The Sindy reports on our old friend, Jonathan/Kenneth/Jack Idema, the man who was arrested in Afghanistan for running his own jail. Idema, as previously blogged, claims to have been working for the US government. When apprehended, apart from the two men hanging by their ankles from the roof, he was surrounded by a weird entourage who he claimed were making a film about him. A little research into his background showed that he was always making a film, rather in the style of the Private Eye cartoon with the two writers ("I'm writing a book." "Neither am I.."). He attempted to sue George Clooney for supposedly basing The Peacemaker on his own heroic exploits. Exactly how heroic is doubtful - despite his boasting of being "the craziest Green Beret in the army", his real role was considerably less hoooooooyah. In fact, as I previously reported, he was a quartermaster for the reservist 11th Special Forces Group, a job that didn't actually require him to pass Special Forces selection although no doubt he was able to tell his marks that he was a Green Beret. Later he owned a business selling army webbing, chest-rigs and the like.

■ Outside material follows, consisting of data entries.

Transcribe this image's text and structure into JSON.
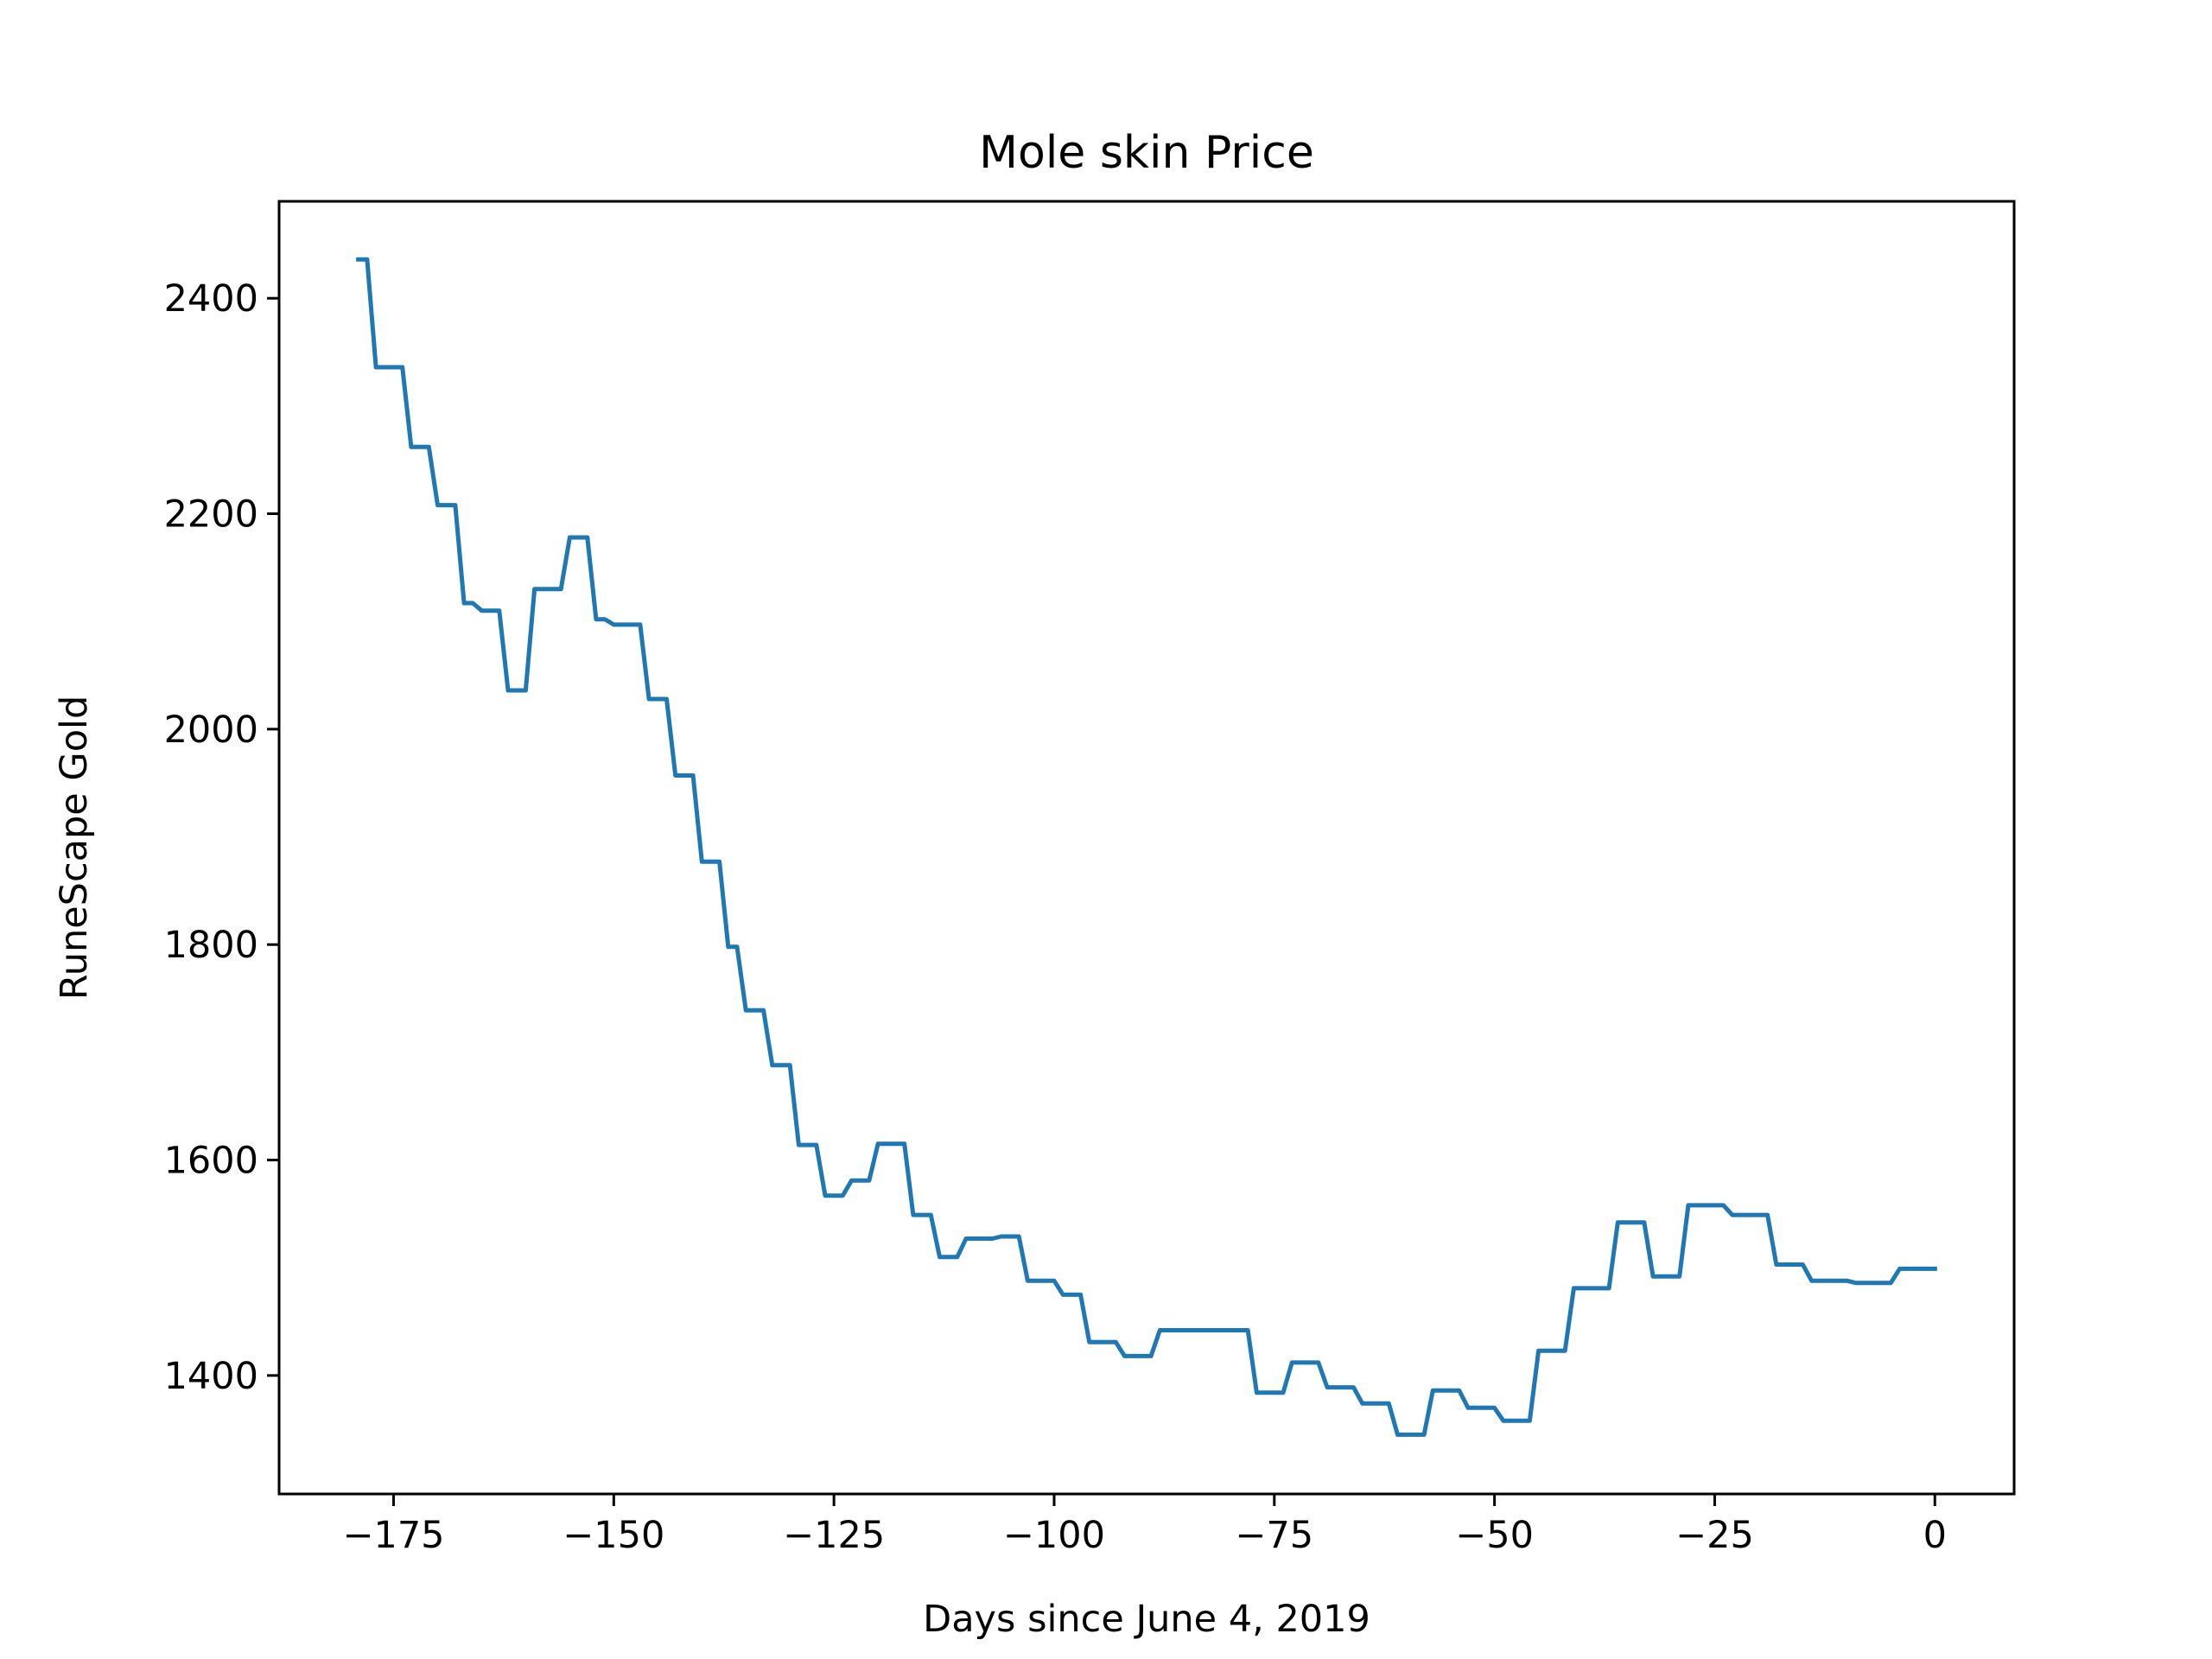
{
  "chart_data": {
    "type": "line",
    "title": "Mole skin Price",
    "xlabel": "Days since June 4, 2019",
    "ylabel": "RuneScape Gold",
    "xlim": [
      -188,
      9
    ],
    "ylim": [
      1290,
      2490
    ],
    "grid": false,
    "x_ticks": [
      {
        "value": -175,
        "label": "−175"
      },
      {
        "value": -150,
        "label": "−150"
      },
      {
        "value": -125,
        "label": "−125"
      },
      {
        "value": -100,
        "label": "−100"
      },
      {
        "value": -75,
        "label": "−75"
      },
      {
        "value": -50,
        "label": "−50"
      },
      {
        "value": -25,
        "label": "−25"
      },
      {
        "value": 0,
        "label": "0"
      }
    ],
    "y_ticks": [
      {
        "value": 1400,
        "label": "1400"
      },
      {
        "value": 1600,
        "label": "1600"
      },
      {
        "value": 1800,
        "label": "1800"
      },
      {
        "value": 2000,
        "label": "2000"
      },
      {
        "value": 2200,
        "label": "2200"
      },
      {
        "value": 2400,
        "label": "2400"
      }
    ],
    "series": [
      {
        "color": "#1f77b4",
        "points": [
          [
            -179,
            2436
          ],
          [
            -178,
            2436
          ],
          [
            -177,
            2336
          ],
          [
            -174,
            2336
          ],
          [
            -173,
            2262
          ],
          [
            -171,
            2262
          ],
          [
            -170,
            2208
          ],
          [
            -168,
            2208
          ],
          [
            -167,
            2117
          ],
          [
            -166,
            2117
          ],
          [
            -165,
            2110
          ],
          [
            -163,
            2110
          ],
          [
            -162,
            2036
          ],
          [
            -160,
            2036
          ],
          [
            -159,
            2130
          ],
          [
            -156,
            2130
          ],
          [
            -155,
            2178
          ],
          [
            -153,
            2178
          ],
          [
            -152,
            2102
          ],
          [
            -151,
            2102
          ],
          [
            -150,
            2097
          ],
          [
            -147,
            2097
          ],
          [
            -146,
            2028
          ],
          [
            -144,
            2028
          ],
          [
            -143,
            1957
          ],
          [
            -141,
            1957
          ],
          [
            -140,
            1877
          ],
          [
            -138,
            1877
          ],
          [
            -137,
            1798
          ],
          [
            -136,
            1798
          ],
          [
            -135,
            1739
          ],
          [
            -133,
            1739
          ],
          [
            -132,
            1688
          ],
          [
            -130,
            1688
          ],
          [
            -129,
            1614
          ],
          [
            -127,
            1614
          ],
          [
            -126,
            1567
          ],
          [
            -124,
            1567
          ],
          [
            -123,
            1581
          ],
          [
            -121,
            1581
          ],
          [
            -120,
            1615
          ],
          [
            -117,
            1615
          ],
          [
            -116,
            1549
          ],
          [
            -114,
            1549
          ],
          [
            -113,
            1510
          ],
          [
            -111,
            1510
          ],
          [
            -110,
            1527
          ],
          [
            -107,
            1527
          ],
          [
            -106,
            1529
          ],
          [
            -104,
            1529
          ],
          [
            -103,
            1488
          ],
          [
            -100,
            1488
          ],
          [
            -99,
            1475
          ],
          [
            -97,
            1475
          ],
          [
            -96,
            1431
          ],
          [
            -93,
            1431
          ],
          [
            -92,
            1418
          ],
          [
            -89,
            1418
          ],
          [
            -88,
            1442
          ],
          [
            -78,
            1442
          ],
          [
            -77,
            1384
          ],
          [
            -74,
            1384
          ],
          [
            -73,
            1412
          ],
          [
            -70,
            1412
          ],
          [
            -69,
            1389
          ],
          [
            -66,
            1389
          ],
          [
            -65,
            1374
          ],
          [
            -62,
            1374
          ],
          [
            -61,
            1345
          ],
          [
            -58,
            1345
          ],
          [
            -57,
            1386
          ],
          [
            -54,
            1386
          ],
          [
            -53,
            1370
          ],
          [
            -50,
            1370
          ],
          [
            -49,
            1358
          ],
          [
            -46,
            1358
          ],
          [
            -45,
            1423
          ],
          [
            -42,
            1423
          ],
          [
            -41,
            1481
          ],
          [
            -37,
            1481
          ],
          [
            -36,
            1542
          ],
          [
            -33,
            1542
          ],
          [
            -32,
            1492
          ],
          [
            -29,
            1492
          ],
          [
            -28,
            1558
          ],
          [
            -24,
            1558
          ],
          [
            -23,
            1549
          ],
          [
            -19,
            1549
          ],
          [
            -18,
            1503
          ],
          [
            -15,
            1503
          ],
          [
            -14,
            1488
          ],
          [
            -10,
            1488
          ],
          [
            -9,
            1486
          ],
          [
            -5,
            1486
          ],
          [
            -4,
            1499
          ],
          [
            0,
            1499
          ]
        ]
      }
    ]
  }
}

In jail, his Hollywood obsession apparently continues. He told the Indy's Nick Meo that he'd recruited an agent to pitch his life story, and that he was about to complete writing the script. One hopes the agent got paid in advance, because his film project has been "nearly finished" since 2001 and in my view is nothing but a way of getting people to fund him. Like all the best fraudsters, though, his spiel is based on a certain degree of truth. When the Pentagon is willing to deal with the Viktor Bouts and Ahmed Chalabis of this world, his claims are far more credible. The fact that responsible persons at Bagram accepted a prisoner from his group shows at least that bizarre things are going on there, but not necessarily that they approved of him. (After all, if you were in the guard commander's shoes and a bunch of random gunmen appeared with a terrified prisoner and a lot of overexcited superspook talk, would you really leave him to their tender mercies? Even if you didn't care about his fate it would certainly be a matter demanding urgent investigation.) The fact that they "accepted" the prisoner without arresting Idema, though, suggests that enough parallel-network stuff was going on that his claims weren't entirely unbelievable.

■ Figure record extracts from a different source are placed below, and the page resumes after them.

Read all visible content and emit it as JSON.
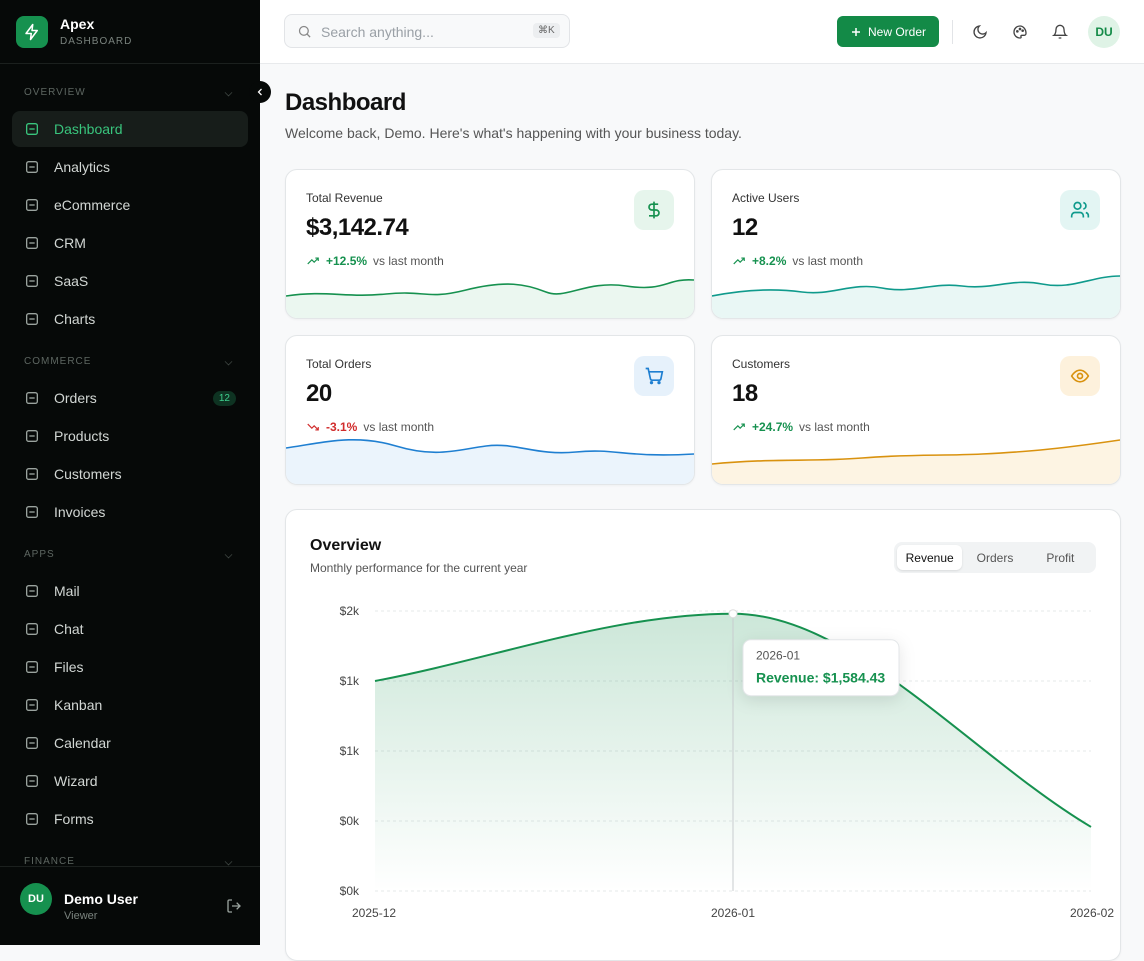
{
  "sidebar": {
    "brand": {
      "name": "Apex",
      "subtitle": "DASHBOARD"
    },
    "sections": [
      {
        "title": "OVERVIEW",
        "items": [
          {
            "label": "Dashboard"
          },
          {
            "label": "Analytics"
          },
          {
            "label": "eCommerce"
          },
          {
            "label": "CRM"
          },
          {
            "label": "SaaS"
          },
          {
            "label": "Charts"
          }
        ]
      },
      {
        "title": "COMMERCE",
        "items": [
          {
            "label": "Orders",
            "badge": "12"
          },
          {
            "label": "Products"
          },
          {
            "label": "Customers"
          },
          {
            "label": "Invoices"
          }
        ]
      },
      {
        "title": "APPS",
        "items": [
          {
            "label": "Mail"
          },
          {
            "label": "Chat"
          },
          {
            "label": "Files"
          },
          {
            "label": "Kanban"
          },
          {
            "label": "Calendar"
          },
          {
            "label": "Wizard"
          },
          {
            "label": "Forms"
          }
        ]
      },
      {
        "title": "FINANCE",
        "items": []
      }
    ],
    "user": {
      "initials": "DU",
      "name": "Demo User",
      "role": "Viewer"
    }
  },
  "header": {
    "search_placeholder": "Search anything...",
    "shortcut": "⌘K",
    "button": "New Order",
    "avatar": "DU"
  },
  "page": {
    "title": "Dashboard",
    "subtitle": "Welcome back, Demo. Here's what's happening with your business today."
  },
  "stats": [
    {
      "label": "Total Revenue",
      "value": "$3,142.74",
      "change": "+12.5%",
      "compare": "vs last month"
    },
    {
      "label": "Active Users",
      "value": "12",
      "change": "+8.2%",
      "compare": "vs last month"
    },
    {
      "label": "Total Orders",
      "value": "20",
      "change": "-3.1%",
      "compare": "vs last month"
    },
    {
      "label": "Customers",
      "value": "18",
      "change": "+24.7%",
      "compare": "vs last month"
    }
  ],
  "overview": {
    "title": "Overview",
    "subtitle": "Monthly performance for the current year",
    "tabs": [
      "Revenue",
      "Orders",
      "Profit"
    ],
    "chart_data": {
      "type": "line",
      "categories": [
        "2025-12",
        "2026-01",
        "2026-02"
      ],
      "values": [
        1200,
        1584.43,
        366
      ],
      "color": "#16914f",
      "ylim": [
        0,
        1600
      ],
      "yticks": [
        {
          "value": 0,
          "label": "$0k"
        },
        {
          "value": 400,
          "label": "$0k"
        },
        {
          "value": 800,
          "label": "$1k"
        },
        {
          "value": 1200,
          "label": "$1k"
        },
        {
          "value": 1600,
          "label": "$2k"
        }
      ],
      "grid": true,
      "tooltip": {
        "title": "2026-01",
        "label": "Revenue: $1,584.43"
      }
    }
  }
}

I don't for a moment believe, though, that he's the real thing. The Pentagon (or whoever) would never have confided such a mission to someone who spends his free time suing film stars and having himself idolised by a camarilla of cameramen. It's called a "secret service" for a reason. His comfortable captivity, I suspect, is more due to his skills as a plausible talker than anything else.

In fact, reviewing my previous coverage of Idema, I see that I'd forgotten just how Walter Mittyish he really is. We're looking at a man who claims he took his pet dog on combat parachute jumps (in his spare time from stacking blankets in the stores presumably).